Menurut Jenny Goldstein dalam "Carbon Bomb: Indonesia's Failed Mega Rice Project" (2016), para ilmuwan sebetulnya sudah berpikir kalau Mega Rice Project bakal gagal. Faktor kondisi tanah menjadi penyebab utamanya. Namun mereka tak berdaya menahan ambisi Soeharto.
"Proyek ini dilakukan tanpa adanya konsultasi dan analisa sehingga berakhir dengan kegagalan besar. Setelah lahan dibuka dan padi ditanam baru diketahui kalau tanah gambut terlalu asam dan kekurangan nutrisi yang diperlukan untuk pertumbuhan padi," catat buku Menelan Hutan Indonesia
Alhasil, pemerintah menelan kerugian yang amat besar. Masyarakat lokal tersisih. Hutan dihabisi dan kemudian menjadi awal dari bencana lingkungan terbesar di akhir abad ke-20.

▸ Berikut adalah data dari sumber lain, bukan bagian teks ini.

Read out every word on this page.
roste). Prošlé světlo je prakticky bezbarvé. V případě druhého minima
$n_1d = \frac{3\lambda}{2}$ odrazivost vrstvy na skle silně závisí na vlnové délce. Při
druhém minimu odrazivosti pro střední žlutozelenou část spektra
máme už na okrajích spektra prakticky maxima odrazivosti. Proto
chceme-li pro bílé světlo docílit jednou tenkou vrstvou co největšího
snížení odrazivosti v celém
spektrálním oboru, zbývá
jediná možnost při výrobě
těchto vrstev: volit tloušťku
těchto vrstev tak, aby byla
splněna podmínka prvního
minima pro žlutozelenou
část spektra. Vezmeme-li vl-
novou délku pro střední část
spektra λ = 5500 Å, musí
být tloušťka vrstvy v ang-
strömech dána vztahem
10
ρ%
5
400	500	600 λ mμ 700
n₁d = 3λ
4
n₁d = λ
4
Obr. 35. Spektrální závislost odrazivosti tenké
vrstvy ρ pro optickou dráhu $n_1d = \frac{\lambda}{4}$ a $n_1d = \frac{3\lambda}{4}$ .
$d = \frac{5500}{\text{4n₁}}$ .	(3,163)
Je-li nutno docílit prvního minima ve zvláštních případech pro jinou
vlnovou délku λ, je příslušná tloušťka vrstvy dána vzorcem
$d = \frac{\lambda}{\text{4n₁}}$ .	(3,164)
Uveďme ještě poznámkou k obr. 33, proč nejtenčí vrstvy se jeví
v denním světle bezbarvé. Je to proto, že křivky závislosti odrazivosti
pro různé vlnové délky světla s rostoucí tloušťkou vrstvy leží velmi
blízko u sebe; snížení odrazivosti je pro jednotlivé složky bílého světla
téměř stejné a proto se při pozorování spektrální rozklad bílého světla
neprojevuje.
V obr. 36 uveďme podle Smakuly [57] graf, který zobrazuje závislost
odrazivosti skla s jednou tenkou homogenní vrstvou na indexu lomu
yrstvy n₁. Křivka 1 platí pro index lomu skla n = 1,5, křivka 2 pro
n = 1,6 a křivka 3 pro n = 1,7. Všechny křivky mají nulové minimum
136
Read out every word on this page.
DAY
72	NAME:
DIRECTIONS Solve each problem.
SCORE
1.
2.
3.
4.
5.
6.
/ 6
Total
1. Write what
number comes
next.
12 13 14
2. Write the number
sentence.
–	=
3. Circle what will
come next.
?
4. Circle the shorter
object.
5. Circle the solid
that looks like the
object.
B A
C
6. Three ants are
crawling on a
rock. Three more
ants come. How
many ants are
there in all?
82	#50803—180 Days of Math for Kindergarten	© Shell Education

"Yang tersisa dari program ini adalah tanah gambut yang mengering. Alhasil, ketika musim kemarau tanah gambut ini terbakar. Kebakaran tanah gambut telah menyebabkan polusi udara yang parah dan krisis kesehatan masyarakat diseluruh Asia. Pada 1997 terjadi musim kebakaran selama enam bulan yang mengejutkan dunia dengan foto-foto hutan dan desa yang membara, termasuk orang utan terbakar," catat penulis buku Menelan Hutan Indonesia
Tak berhenti sampai disini. Kegagalan ini rupanya tak dijadikan pembelajaran bagi pemerintahan selanjutnya. Pada 2010, Presiden SBY meluncurkan program Merauke Integrated Food and Energy Estate (MIFEE). Tujuannya adalah menjamin swasembada Indonesia dalam hal pangan dan energi.

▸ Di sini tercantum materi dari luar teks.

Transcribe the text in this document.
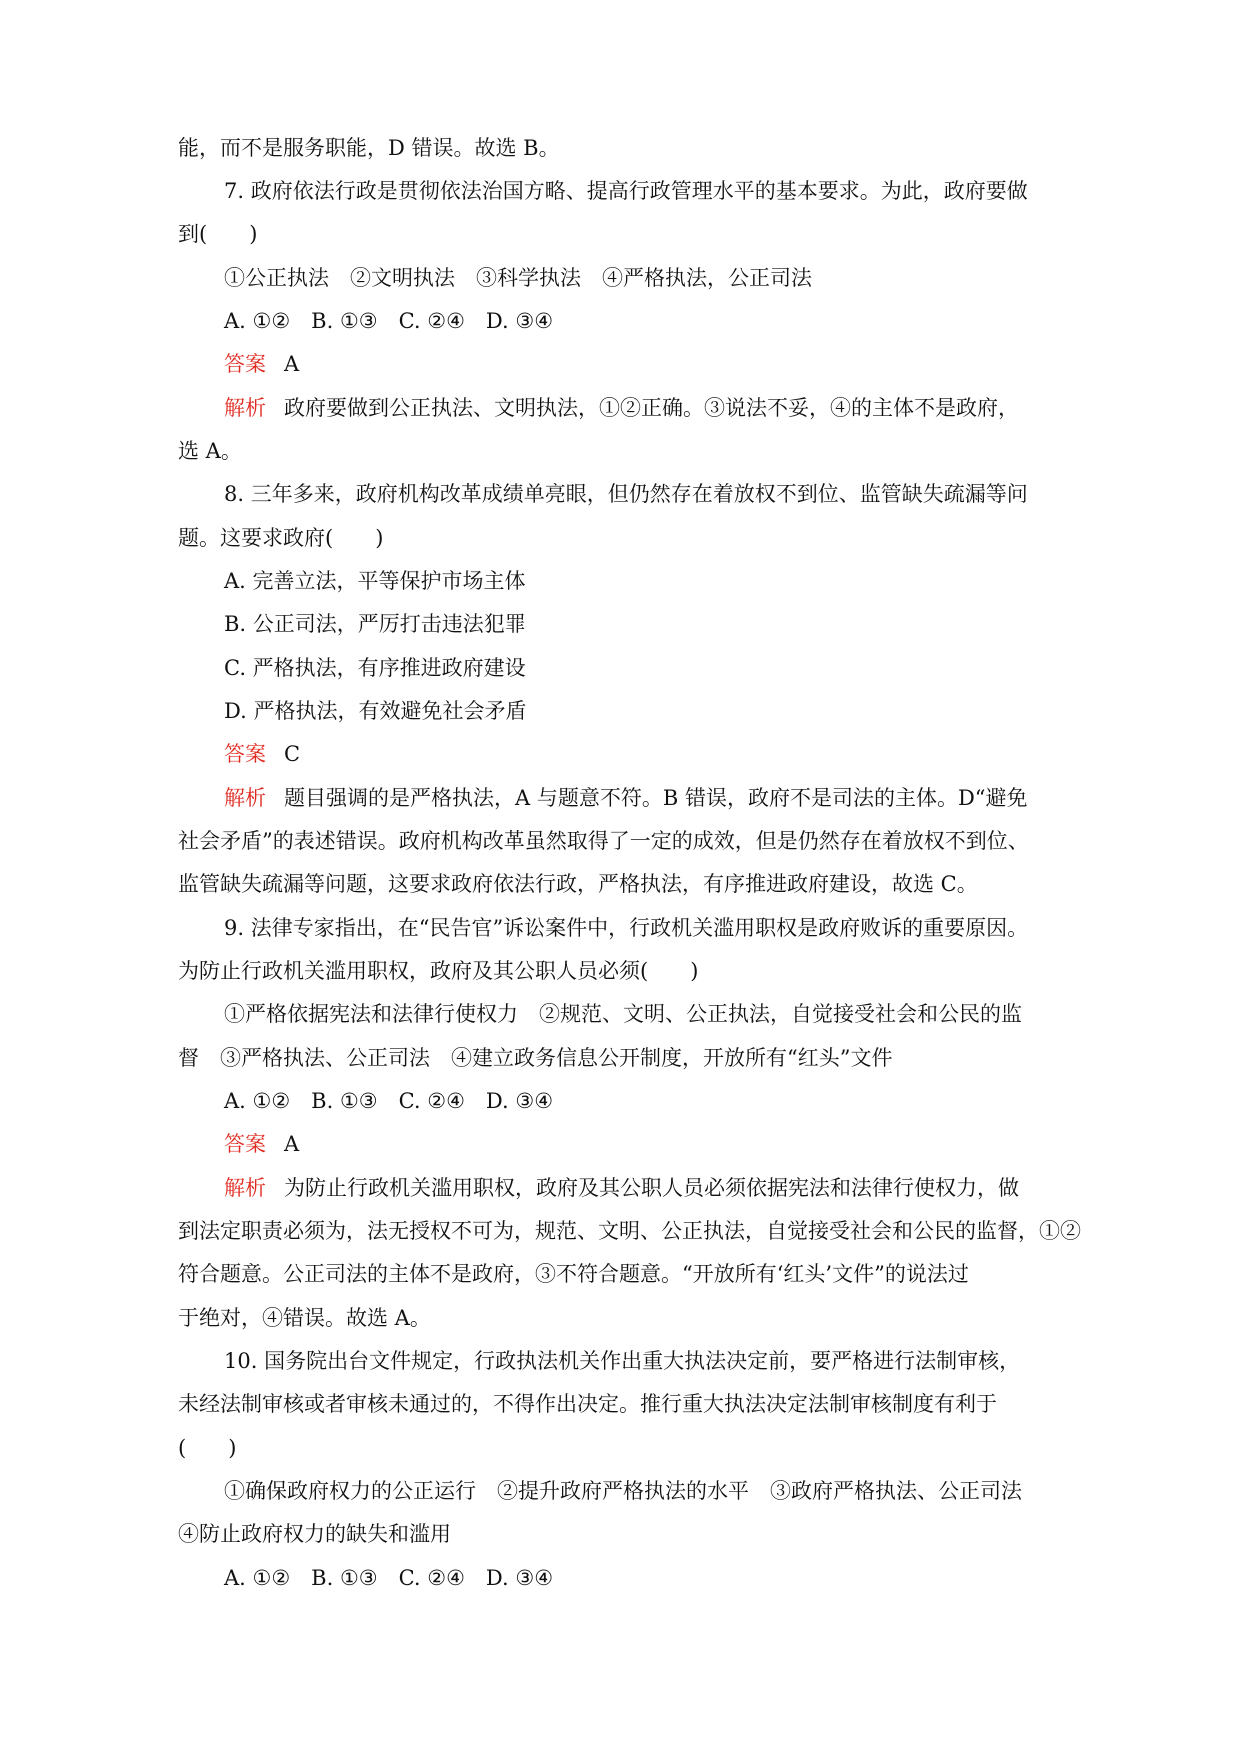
能，而不是服务职能，D 错误。故选 B。
7. 政府依法行政是贯彻依法治国方略、提高行政管理水平的基本要求。为此，政府要做
到(　　)
①公正执法　②文明执法　③科学执法　④严格执法，公正司法
A. ①②　B. ①③　C. ②④　D. ③④
答案 A
解析 政府要做到公正执法、文明执法，①②正确。③说法不妥，④的主体不是政府，
选 A。
8. 三年多来，政府机构改革成绩单亮眼，但仍然存在着放权不到位、监管缺失疏漏等问
题。这要求政府(　　)
A. 完善立法，平等保护市场主体
B. 公正司法，严厉打击违法犯罪
C. 严格执法，有序推进政府建设
D. 严格执法，有效避免社会矛盾
答案 C
解析 题目强调的是严格执法，A 与题意不符。B 错误，政府不是司法的主体。D“避免
社会矛盾”的表述错误。政府机构改革虽然取得了一定的成效，但是仍然存在着放权不到位、
监管缺失疏漏等问题，这要求政府依法行政，严格执法，有序推进政府建设，故选 C。
9. 法律专家指出，在“民告官”诉讼案件中，行政机关滥用职权是政府败诉的重要原因。
为防止行政机关滥用职权，政府及其公职人员必须(　　)
①严格依据宪法和法律行使权力　②规范、文明、公正执法，自觉接受社会和公民的监
督　③严格执法、公正司法　④建立政务信息公开制度，开放所有“红头”文件
A. ①②　B. ①③　C. ②④　D. ③④
答案 A
解析 为防止行政机关滥用职权，政府及其公职人员必须依据宪法和法律行使权力，做
到法定职责必须为，法无授权不可为，规范、文明、公正执法，自觉接受社会和公民的监督，①②
符合题意。公正司法的主体不是政府，③不符合题意。“开放所有‘红头’文件”的说法过
于绝对，④错误。故选 A。
10. 国务院出台文件规定，行政执法机关作出重大执法决定前，要严格进行法制审核，
未经法制审核或者审核未通过的，不得作出决定。推行重大执法决定法制审核制度有利于
(　　)
①确保政府权力的公正运行　②提升政府严格执法的水平　③政府严格执法、公正司法
④防止政府权力的缺失和滥用
A. ①②　B. ①③　C. ②④　D. ③④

Pertentangan pun bermunculan. Argumentasinya berkutat pada program yang Jawasentris. Program ini bertujuan untuk menciptakan lahan pertanian yang menghasilkan beras, tebu, dan minyak sawit untuk penduduk di Jawa, bukan Papua. Dampaknya, masyarakat Papua yang makan sagu kehilangan sumber pangan utamanya karena ulah pemerintah.
Pada akhirnya, seperti yang sudah ditebak, proyek ini telah gagal memproduksi tumbuhan pangan dalam jumlah besar.
Perlu dipahami, keberadaan hutan jangan dianggap kosong. Justru hutan adalah lahan yang paling berharga di dunia karena di dalamnya terdapat ratusan bahkan ribuan makhluk hidup, termasuk juga kelompok masyarakat adat. Penduduk dan masyarakat adat setempat telah mengalami hilang dan musnahnya tanah tradisi mereka dan dibiarkan sendiri untuk menghadapi rasa lapar dan pudarnya budaya mereka.